Diverses solutions permettent cependant de résoudre ce problème, comme la rééducation des muscles du plancher pelvien qui peut se faire chez un kinési- thérapeute, la prise de médicaments ou la chirurgie.

Les rhumatismes

Les arthrites inflammatoires et les poussées d'arthrose rendent douloureuses certaines positions, qui impliquent une souplesse des genoux ou des hanches par exemple. Le couple doit alors progressivement modifier sa pratique en fonction des capacités de chacun. En cas de difficultés, une rééducation sportive adaptée ou les conseils d'un sexologue peuvent être utiles.

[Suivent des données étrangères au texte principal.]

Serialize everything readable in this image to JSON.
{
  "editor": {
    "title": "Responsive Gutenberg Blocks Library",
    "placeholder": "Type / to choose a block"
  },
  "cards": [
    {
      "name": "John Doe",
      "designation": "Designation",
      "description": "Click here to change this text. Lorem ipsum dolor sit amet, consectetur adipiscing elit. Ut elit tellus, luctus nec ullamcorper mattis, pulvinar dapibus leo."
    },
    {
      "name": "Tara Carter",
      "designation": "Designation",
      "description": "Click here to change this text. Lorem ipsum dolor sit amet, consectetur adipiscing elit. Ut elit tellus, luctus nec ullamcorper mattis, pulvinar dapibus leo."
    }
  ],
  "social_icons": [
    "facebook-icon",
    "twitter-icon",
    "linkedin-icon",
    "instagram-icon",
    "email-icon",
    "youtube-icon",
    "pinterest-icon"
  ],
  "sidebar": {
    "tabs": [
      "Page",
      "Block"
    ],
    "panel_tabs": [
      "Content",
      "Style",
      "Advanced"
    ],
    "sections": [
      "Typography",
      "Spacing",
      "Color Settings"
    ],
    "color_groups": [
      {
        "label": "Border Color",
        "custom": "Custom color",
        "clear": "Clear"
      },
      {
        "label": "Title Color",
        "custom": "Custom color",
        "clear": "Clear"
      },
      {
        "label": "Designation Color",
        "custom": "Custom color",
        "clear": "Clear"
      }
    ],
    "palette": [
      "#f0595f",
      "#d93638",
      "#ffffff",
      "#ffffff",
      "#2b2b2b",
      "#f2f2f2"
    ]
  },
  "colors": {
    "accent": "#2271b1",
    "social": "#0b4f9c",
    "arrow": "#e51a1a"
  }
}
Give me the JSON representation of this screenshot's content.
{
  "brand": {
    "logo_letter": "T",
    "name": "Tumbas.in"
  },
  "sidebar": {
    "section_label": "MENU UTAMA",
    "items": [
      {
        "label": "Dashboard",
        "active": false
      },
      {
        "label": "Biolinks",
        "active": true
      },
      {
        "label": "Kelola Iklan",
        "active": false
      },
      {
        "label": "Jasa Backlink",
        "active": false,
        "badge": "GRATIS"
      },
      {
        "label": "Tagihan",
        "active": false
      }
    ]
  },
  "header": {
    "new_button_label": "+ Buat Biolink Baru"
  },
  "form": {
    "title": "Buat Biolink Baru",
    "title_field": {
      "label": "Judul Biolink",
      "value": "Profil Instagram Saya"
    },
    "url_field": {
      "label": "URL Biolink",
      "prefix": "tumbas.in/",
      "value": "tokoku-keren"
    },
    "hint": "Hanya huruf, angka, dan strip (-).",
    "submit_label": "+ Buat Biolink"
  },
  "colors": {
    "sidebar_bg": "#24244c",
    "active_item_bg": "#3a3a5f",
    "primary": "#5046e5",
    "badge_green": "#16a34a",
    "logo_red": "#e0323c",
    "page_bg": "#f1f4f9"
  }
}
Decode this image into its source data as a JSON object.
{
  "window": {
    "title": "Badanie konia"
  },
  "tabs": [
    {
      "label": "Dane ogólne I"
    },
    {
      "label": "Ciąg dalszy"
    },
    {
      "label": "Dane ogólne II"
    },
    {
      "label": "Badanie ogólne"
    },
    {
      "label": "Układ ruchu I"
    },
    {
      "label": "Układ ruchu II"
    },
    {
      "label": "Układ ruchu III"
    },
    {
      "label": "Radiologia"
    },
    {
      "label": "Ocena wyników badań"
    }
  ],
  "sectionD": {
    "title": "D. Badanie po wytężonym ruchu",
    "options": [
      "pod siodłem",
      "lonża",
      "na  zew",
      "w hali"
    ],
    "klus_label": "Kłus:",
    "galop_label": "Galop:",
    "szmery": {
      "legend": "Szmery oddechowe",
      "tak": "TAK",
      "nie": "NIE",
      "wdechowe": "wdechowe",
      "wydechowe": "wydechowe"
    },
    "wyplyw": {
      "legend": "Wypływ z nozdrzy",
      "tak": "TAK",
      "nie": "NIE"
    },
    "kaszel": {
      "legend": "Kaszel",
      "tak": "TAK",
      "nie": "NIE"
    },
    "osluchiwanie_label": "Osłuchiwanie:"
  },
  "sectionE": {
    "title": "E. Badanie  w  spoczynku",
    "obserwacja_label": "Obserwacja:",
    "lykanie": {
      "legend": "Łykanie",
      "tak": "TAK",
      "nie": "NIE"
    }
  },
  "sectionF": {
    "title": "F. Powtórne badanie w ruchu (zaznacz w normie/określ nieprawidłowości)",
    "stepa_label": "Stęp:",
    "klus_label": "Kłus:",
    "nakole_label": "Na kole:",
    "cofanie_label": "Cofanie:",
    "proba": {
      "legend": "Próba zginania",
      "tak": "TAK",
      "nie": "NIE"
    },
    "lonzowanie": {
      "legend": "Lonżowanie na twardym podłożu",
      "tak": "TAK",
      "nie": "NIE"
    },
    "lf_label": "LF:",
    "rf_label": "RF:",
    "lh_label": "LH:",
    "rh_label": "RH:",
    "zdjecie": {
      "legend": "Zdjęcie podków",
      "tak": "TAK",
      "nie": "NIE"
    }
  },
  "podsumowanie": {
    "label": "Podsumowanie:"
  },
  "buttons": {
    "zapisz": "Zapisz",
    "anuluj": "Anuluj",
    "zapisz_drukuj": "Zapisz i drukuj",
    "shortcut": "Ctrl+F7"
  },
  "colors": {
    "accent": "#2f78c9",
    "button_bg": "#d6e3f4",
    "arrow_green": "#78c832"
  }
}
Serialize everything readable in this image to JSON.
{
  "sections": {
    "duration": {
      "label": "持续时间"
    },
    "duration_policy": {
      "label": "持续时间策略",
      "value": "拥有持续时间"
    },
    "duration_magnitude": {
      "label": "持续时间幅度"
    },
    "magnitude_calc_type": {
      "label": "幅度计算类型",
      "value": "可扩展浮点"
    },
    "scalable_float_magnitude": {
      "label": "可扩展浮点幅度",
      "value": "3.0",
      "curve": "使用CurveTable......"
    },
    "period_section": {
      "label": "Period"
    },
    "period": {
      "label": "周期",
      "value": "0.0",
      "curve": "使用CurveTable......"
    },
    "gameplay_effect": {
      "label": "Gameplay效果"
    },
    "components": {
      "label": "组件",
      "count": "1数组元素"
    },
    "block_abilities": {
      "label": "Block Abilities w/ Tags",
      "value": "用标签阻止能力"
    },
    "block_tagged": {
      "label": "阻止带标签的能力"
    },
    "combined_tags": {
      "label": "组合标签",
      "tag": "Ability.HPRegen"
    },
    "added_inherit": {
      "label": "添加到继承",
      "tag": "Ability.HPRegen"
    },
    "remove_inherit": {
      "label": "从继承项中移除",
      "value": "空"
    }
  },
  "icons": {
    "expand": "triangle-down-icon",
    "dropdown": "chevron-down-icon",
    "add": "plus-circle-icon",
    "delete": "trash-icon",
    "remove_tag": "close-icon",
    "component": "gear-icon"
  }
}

Les problèmes de poids et le diabète

L'obésité n'est pas un handicap pour mener une vie sexuelle active, mais peut limiter la variété des pratiques.

A l'inverse, un amaigrissement important peut freiner l'énergie sexuelle. Lorsqu'il se produit, ce phénomène est d'ordre hormonal et psychologique car il arrive que le sujet ne se reconnaisse plus dans cette nouvelle image corporelle. Par ailleurs, le tissu gras sécrète des hormones indispensables à la sensation de désir : trop maigrir supprime ces sécrétions et diminue l'appétit sexuel tout comme l'appétit alimentaire.

De même, un diabète mal équilibré accentue la baisse du taux d'œstrogènes et augmente l'impact sexuel de la ménopause : il est indispensable de suivre scrupuleusement le traitement et de respecter le régime établi par le médecin pour limiter les conséquences.

S'informer

L'information des femmes sur l'intérêt physique et moral d'une sexualité épanouie, sur les moyens d'en surmonter les effets indésirables et d'adapter ses pratiques à l'évolution physique ou affective du couple est essentielle. Les magazines féminins et des émissions de radio informent largement sur ce sujet.